# Happy cows pics!



## raeleigh26 (Mar 21, 2016)

My boys, enjoying the sunshine,
This was Yubie when we brought her home,  sickly,  skin and bones, potbellied and stunted,  I'm so pleased with how she's turning out so far,  and she hasn't coughed in over a month! 
	

	
	
		
		

		
		
	


	



And Yubie, looking much better! That's Maggie behind her, you can see we haven't gotten the pasture burned yet between rain and fire warnings.  

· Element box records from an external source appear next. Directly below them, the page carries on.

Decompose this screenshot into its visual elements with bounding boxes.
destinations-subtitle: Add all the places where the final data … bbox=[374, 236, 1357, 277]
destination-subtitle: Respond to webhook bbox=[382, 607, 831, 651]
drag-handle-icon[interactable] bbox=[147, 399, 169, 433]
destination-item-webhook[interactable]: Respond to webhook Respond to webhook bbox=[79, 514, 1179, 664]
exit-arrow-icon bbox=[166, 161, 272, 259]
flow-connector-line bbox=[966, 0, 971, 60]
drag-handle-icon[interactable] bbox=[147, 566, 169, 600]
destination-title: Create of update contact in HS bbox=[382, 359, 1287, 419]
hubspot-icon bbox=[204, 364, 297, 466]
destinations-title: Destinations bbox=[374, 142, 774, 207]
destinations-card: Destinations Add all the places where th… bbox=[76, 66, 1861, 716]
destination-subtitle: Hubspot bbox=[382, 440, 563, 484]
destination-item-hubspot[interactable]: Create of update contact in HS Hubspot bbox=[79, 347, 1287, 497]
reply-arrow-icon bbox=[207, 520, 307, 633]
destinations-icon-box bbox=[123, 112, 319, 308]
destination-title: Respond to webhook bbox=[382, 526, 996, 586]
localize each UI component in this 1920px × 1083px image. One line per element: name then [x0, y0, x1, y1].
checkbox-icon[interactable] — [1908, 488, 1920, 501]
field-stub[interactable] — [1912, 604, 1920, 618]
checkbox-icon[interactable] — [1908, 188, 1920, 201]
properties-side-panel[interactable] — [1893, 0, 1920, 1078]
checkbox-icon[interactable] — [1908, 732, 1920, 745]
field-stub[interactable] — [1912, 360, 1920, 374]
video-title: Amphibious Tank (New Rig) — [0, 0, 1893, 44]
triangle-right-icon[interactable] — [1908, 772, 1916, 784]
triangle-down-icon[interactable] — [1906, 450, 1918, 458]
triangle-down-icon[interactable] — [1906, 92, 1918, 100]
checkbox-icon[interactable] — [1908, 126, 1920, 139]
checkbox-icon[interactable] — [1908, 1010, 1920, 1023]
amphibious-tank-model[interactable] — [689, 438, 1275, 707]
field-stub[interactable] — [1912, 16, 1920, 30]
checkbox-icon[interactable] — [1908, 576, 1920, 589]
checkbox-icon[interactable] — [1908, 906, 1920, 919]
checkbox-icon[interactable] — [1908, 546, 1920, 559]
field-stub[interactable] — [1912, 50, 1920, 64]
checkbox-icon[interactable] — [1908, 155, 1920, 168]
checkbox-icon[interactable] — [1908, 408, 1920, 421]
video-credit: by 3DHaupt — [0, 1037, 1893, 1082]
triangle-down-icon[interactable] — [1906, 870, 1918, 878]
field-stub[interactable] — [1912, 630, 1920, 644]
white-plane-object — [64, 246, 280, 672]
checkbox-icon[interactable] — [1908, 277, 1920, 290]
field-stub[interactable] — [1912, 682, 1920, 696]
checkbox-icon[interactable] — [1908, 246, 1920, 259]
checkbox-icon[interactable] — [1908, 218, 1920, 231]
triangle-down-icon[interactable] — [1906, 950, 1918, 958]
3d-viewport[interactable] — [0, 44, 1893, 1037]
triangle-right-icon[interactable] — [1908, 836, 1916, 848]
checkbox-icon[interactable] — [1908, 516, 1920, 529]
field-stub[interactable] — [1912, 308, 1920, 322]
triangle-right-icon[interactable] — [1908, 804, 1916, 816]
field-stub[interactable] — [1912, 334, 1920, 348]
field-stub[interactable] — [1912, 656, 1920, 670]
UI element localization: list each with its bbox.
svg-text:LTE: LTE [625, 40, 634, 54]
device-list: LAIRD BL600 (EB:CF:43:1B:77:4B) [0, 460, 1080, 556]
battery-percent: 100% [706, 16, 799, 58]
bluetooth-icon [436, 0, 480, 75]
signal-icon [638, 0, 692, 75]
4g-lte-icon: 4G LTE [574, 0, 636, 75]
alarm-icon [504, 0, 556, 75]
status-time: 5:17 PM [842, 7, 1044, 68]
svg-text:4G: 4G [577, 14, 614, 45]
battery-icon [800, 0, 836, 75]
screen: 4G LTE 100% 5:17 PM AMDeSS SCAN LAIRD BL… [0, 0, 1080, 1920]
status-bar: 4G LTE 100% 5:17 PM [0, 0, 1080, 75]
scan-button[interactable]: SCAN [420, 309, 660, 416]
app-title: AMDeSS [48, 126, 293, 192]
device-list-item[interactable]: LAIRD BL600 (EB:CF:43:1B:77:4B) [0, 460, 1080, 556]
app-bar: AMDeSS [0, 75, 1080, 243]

Copper 2months,dude 3months, Maggie is third from left, tiny tiny girl, then Lou now 5 months, and Yubie is 4 months
	

	
	
		
		

		
		
	


	




Had to pull Harley away from the neighbors cow this morning,  luckily she wasn't standing, and he's too short, little wary of their bull  (he's got horns)but all is well, unless you ask Harley, man he's mad!


----------



## Poka_Doodle (Mar 21, 2016)

They are so cute.


----------



## Goatgirl47 (Mar 21, 2016)

They all look great! I remember your sweet Yubie from the Keeping A Family Cow forum. She looks wonderful now!


----------



## Baymule (Mar 21, 2016)

Nice looking cows. It is a great feeling to take an animal that is not thriving and turn them around into a healthy animal.


----------